Well... to me it seems natural that if you copy and paste a part of some program into your own, you will encounter classes and calls that do not exist in your program. This doesn't make this snippet "incompatible with Qt", it makes it incompatible with your program. I'm assuming you can substitute TMemoryStream with QByteArray and SecureZeroMemory() with memset() or an equivalent function from OpenSSL that will wipe out the key from memory.

[ChrisW67]

Paulo,
Qt is a library of GUI and other classes that can be used in your program.
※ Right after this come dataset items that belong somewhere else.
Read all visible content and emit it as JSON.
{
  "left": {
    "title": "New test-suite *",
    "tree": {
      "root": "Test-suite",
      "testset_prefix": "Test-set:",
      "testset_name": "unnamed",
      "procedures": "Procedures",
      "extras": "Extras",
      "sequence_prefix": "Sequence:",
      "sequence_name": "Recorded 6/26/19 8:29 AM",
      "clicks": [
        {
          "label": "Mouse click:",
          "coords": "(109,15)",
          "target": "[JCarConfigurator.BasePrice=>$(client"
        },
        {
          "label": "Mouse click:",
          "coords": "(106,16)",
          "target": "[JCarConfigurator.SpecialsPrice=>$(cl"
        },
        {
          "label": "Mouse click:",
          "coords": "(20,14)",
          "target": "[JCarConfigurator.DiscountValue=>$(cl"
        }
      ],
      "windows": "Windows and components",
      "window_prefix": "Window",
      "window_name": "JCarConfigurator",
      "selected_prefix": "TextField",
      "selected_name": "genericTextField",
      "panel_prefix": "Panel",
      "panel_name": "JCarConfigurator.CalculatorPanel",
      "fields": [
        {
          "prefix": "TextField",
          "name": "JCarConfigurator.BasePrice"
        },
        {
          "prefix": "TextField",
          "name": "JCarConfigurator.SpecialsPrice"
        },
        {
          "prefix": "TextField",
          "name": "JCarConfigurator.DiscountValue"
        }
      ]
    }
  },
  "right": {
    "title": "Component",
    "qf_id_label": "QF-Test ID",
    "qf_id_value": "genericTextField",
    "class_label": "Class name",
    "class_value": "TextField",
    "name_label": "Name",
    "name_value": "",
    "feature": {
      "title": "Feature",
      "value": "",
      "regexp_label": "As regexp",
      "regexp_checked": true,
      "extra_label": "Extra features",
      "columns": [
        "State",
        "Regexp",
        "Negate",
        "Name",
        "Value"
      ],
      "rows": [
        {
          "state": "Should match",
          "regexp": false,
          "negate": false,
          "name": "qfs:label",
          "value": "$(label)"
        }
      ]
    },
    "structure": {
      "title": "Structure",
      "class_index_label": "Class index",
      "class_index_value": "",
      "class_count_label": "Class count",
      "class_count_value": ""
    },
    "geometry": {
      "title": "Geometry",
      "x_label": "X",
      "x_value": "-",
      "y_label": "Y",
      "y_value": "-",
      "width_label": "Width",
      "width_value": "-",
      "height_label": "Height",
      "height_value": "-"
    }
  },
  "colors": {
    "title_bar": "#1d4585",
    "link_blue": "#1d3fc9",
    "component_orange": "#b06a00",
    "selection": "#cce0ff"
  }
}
OpenSSL is a library of cryptographic routines that can be used in your program. You can use either, or both, libraries from C++ code but you have to provide the compiler with correct C++ code.

Your problems are all related to providing your C++ compiler with syntactically complete and correct code and nothing to do with the Qt or OpenSSL libraries. As you pointed out, you are missing a declaration and implementation of the TMemoryStream class and other bits. You need to supply the compiler with include files and matching libraries that define TMemoryStream, or substitute something for the TMemoryStream class (as Wysota is saying above).

TMemoryStream looks like it part of Borland C++ Builder
SecureZeroMemory is a Windows API call.

Using the C memset() function is not a secure erase mechanism unless precautions are taken to ensure that the compiler does not optimise the call out (because you typically don't use the erased memory again before discarding it).